Q: Why did the bald man cut holes in his pockets? A: He wanted to run his fingers through his hair.
What is special about a dead baby over all other forms of life? You can achieve deep throat from whichever way you enter.
Q: What's the difference between driving in the fog and eating pussy? A: At least when you are eating pussy you can see the asshole in front of you.
What is grosser than gross? When you're kissing Grandma and she slips you the tongue.
What do you call a man with no arms and no legs in the water? Bob. On the wall? Art. On the floor? Matt.
Q: What did one gay sperm say to the other gay sperm? A: "How are we supposed to find an egg in all this sh*t?"
Q: What did the maxi pad say to the fart? A: You are the wind beneath my wings.
What's the warmest organ in a dead woman's body? My dick.
After losing his fortune, a Texas oilman decided to spend his last twenty bucks at a whorehouse. He entered and promptly went up to the Madam and asked her what he could get for $20. The Madam gave him a lengthy stare and told him to go upstairs, last door on the left.
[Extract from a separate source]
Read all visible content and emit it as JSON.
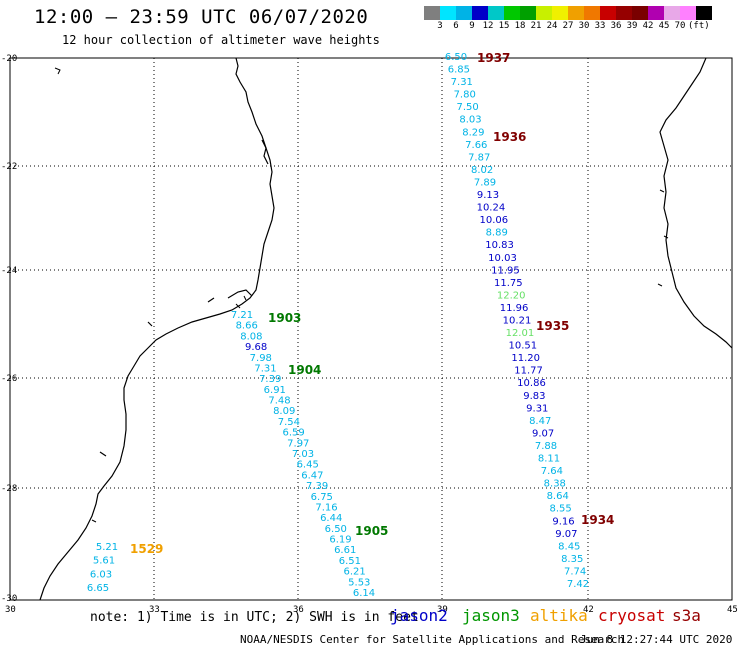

He proceeded to march up the stairs and entered the room. To his shock and pleasure he saw a beautiful blonde waiting naked on the bed. So he tore off his clothes and jumped on and started pumping away for dear life. Upon orgasm he noticed that stuff started oozing out of her eyeballs. He runs down to the Madam to report this and she looks at him turns around and yells, "Hey Charlie....... The dead one's full again!"
Q: What does an elephant use as tampon? A: A sheep.
There was this guy who was sick,so he went to the doctor. The doc ran some tests and sent him home with some medicine. The next day the doctor called and the wife answered. "I'm going to need to run a few more tests", the doctor said. "I'm going to need a semen, urine and a fecal sample". After she hung up the husband asked, "What did the doctor say?" "He needs a pair of your underwear".